Plus tard, j'attends qu'elles éclatent près de la cheminée. En attendant, il y a toujours des choses à voler. L'index qui fait trempette dans la casserole, il vient nourrir la bouche d'une crème anglaise encore tiède. Idem pour les pots de semoule au caramel, dans lesquels mon ongle a laissé une trace éloquente. Mamie pas contente. Chut, ne pas faire de bruit quand on ouvre l'armoire à pharmacie : j'y chaparde les cachets de solutricines, dont le coté citron acide fond sur la langue. Ah, mais c'est déjà la galette des rois ! Dans la cuisine, le jour de mon couronnement, moi princesse je triche et soulève la croûte pour voir. Une fois ma part engloutie, je me désaltère avec un breuvage de mon invention : le coca-orangina.

Volontaire je suis alors pour tout faire. Jeter les épluchures de carotte dans le fumier. Décortiquer la carcasse du poulet (pour une fois qu'on a le droit de mettre les doigts dans le gras). Essorer la salade dans le torchon en la secouant dans tous les sens. Frapper au balai les branches du noyer pour y faire tomber ses fruits... J'ai les ongles noirs dessous. La faute au cassis, contre lequel j'ai engagé un bras de fer avec plaisir : pressé de toutes mes forces dans les collants, il a saigné une gelée chaude, mmm, saigné à s'en lécher les doigts.
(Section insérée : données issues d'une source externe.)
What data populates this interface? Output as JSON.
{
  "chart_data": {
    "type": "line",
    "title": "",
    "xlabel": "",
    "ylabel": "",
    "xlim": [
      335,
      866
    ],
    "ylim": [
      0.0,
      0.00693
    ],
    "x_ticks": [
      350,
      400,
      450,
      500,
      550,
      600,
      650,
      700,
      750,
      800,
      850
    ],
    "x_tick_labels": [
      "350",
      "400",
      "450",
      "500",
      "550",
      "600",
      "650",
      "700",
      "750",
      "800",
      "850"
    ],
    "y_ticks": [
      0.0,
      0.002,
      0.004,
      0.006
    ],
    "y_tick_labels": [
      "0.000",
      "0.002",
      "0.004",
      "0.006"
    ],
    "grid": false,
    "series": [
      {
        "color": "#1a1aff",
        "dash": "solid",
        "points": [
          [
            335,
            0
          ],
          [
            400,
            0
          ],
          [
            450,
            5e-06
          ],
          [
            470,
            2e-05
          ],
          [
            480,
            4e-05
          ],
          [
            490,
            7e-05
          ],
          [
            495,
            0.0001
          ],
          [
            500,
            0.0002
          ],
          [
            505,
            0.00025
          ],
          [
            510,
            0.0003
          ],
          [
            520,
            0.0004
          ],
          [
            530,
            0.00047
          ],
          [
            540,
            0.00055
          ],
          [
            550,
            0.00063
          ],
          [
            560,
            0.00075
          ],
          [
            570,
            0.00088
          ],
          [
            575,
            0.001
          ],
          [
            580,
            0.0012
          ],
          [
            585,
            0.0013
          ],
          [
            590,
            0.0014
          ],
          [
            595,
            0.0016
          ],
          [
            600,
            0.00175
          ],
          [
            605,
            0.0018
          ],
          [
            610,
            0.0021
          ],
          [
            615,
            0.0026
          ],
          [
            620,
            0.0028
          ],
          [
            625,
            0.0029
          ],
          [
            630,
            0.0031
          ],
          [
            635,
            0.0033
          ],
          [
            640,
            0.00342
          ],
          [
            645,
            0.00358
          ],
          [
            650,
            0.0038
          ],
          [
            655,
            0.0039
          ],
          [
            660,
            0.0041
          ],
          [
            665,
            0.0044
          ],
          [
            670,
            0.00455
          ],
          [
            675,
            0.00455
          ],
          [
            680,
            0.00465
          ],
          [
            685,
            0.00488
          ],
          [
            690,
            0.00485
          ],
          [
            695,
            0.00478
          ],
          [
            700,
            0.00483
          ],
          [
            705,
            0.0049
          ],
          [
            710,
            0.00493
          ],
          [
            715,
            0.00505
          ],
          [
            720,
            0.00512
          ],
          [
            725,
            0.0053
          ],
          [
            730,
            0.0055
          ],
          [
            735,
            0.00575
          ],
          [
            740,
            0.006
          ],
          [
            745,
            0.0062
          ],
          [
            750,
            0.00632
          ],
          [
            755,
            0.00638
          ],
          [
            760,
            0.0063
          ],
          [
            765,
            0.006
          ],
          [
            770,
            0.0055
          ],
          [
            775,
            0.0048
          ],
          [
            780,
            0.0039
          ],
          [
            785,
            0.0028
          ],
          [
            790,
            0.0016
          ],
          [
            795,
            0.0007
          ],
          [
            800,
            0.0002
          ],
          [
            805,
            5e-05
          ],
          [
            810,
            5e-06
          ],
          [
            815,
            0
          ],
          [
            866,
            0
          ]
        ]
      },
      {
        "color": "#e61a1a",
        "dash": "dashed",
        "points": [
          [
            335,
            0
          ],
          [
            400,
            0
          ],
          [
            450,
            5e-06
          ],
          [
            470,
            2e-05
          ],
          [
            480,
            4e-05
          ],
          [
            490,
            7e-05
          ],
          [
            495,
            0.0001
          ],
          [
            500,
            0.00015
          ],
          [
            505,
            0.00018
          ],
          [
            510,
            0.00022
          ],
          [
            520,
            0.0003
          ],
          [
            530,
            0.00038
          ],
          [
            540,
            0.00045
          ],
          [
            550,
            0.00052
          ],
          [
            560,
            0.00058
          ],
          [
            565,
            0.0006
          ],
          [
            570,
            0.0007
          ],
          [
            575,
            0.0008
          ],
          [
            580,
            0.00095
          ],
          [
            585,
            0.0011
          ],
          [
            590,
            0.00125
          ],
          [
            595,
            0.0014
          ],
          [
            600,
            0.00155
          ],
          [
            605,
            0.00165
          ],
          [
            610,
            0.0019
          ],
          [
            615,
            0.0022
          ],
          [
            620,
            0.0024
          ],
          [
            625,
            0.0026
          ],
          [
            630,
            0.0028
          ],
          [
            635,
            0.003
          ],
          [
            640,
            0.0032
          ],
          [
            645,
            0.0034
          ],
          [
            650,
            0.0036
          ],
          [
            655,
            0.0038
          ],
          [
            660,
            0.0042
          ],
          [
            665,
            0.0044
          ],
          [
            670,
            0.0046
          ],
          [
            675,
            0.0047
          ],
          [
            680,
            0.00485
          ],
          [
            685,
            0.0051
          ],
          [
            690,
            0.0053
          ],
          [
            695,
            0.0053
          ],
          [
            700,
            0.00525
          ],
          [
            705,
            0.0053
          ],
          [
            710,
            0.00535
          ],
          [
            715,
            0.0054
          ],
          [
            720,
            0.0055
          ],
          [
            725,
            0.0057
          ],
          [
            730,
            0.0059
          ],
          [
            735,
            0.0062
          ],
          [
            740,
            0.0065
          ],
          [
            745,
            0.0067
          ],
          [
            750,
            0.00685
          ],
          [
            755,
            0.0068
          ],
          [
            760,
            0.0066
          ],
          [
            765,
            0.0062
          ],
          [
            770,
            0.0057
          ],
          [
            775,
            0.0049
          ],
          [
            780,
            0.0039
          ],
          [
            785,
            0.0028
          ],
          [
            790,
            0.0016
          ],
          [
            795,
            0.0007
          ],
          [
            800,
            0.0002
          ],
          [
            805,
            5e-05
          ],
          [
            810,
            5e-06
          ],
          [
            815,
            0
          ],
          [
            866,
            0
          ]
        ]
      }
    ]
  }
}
Ah, la belle époque sans repère, où maman est juste extraordinaire… Mais si, ne mange-t-elle pas la peau des oranges ?!

Et puis un jour, on grandit, on gagne de l'appétit. On s'achète de beaux couteaux, de jolis bocaux. On découvre le sel à la truffe, et le thé matcha. La carotte violette, et la burata. La pâte miso, le lard de colonata. On brunch, on tapas, on sunday-roast, on izakaya. Mais au détour d'une madeleine ou autre, de temps en temps, on ré-ouvre le frigo de notre enfance, pauvre mais merveilleux, et on se souvient. On se souvient que petit aussi c'était bien.